Plan to stop gas supply to power, cement units: New fuel policy prepared



By Our Staff Reporter


ISLAMABAD, May 1: The government has decided not to provide gas to the cement sector in future and divert additional gas supplies away from Wapda, KESC and independent power producers (IPPs) after 2011, owing to gas shortfalls.

This is part of the new fuel policy approved by Prime Minister Shaukat Aziz a few days ago. The policy will be formally announced soon to enable investors to make their plans accordingly, a senior official of the petroleum ministry told Dawn.

As a result, the government will now give top priority to develop power plants based on hydel, coal and nuclear resources to meet energy requirements of a growing economy.

Moreover, if the gas import plans cannot be implemented and gas supplies remain limited to LNG imports in the next five years, the new thermal power plants will be based on furnace oil with the provision that these could be switched over to gas at a later stage. This will, however, put additional foreign exchange burden on the import of fuel.

The policy has also clearly defined the order of priority for all sectors for additional gas supplies. The policy has been prepared on the basis of an integrated analysis of Wapda and KESC systems, scheduled development of hydel, coal and nuclear energy projects and expected low water availability during dry period.

The economic analysis of various competing fuels indicate that natural gas and LNG will cost $6 per mmbtu (million British thermal unit) against the current rate of about $3.5 per mmbtu, while fuel oil will cost $8.1 per mmbtu. The cost of Naptha and high-speed diesel has been estimated at $1.4 and $12.6 per mmbtu.

As such, domestic and commercial consumers will get top priority for gas supplies, followed by fertiliser and related industrial consumption.

Third priority has been given to IPPs and the power plants of Wapda and KESC already having firm gas supply commitments under the gas supply agreements while CNG-stations, captive power for export oriented textile units and general industrial sector have been placed at the fourth priority.

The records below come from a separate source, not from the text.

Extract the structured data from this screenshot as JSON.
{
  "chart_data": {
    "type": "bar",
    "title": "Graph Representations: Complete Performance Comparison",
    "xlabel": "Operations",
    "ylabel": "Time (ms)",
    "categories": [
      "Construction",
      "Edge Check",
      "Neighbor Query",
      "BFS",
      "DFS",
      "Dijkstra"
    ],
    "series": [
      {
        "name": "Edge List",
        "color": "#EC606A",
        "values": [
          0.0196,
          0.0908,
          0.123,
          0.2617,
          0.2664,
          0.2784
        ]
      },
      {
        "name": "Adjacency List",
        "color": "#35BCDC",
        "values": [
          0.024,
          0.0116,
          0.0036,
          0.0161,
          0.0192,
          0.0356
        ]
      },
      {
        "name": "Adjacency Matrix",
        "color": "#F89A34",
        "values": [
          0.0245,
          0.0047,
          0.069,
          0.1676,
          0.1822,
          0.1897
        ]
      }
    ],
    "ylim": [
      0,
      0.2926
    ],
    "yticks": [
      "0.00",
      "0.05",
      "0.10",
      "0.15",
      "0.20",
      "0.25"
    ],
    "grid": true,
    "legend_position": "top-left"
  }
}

The 5th preference will be given to Wapda and KESC’s power plants other than those with existing firm commitments. The last priority has been given to the cement sector, which means that gas will not be provided to this sector in future.

The policy envisages that after meeting existing supply commitments and other priority sectors, natural gas for new IPPs will not be available after 2011.

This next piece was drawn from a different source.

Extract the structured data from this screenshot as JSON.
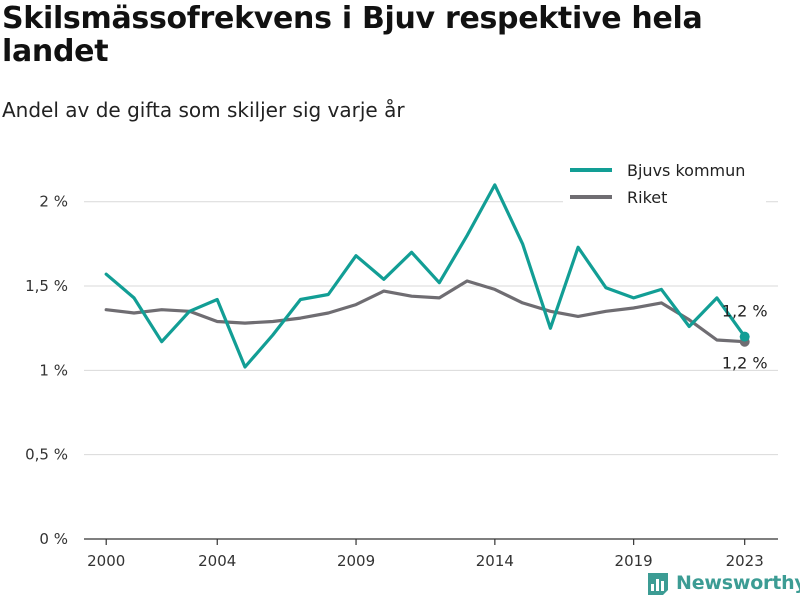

This situation will remain intact even after materialisation of 500 MMCFD (Million cubic feet per day) liquefied natural gas (LNG) import by 2010 and hence additional supplies would be diverted to other priority sectors. Further, the gas supplies to Wapda and KESC plants above the existing commitments will also be diverted to other sectors after 2010.

Moreover, CNG stations, captive power and general industrial sector will start running short of gas from fiscal year 2015.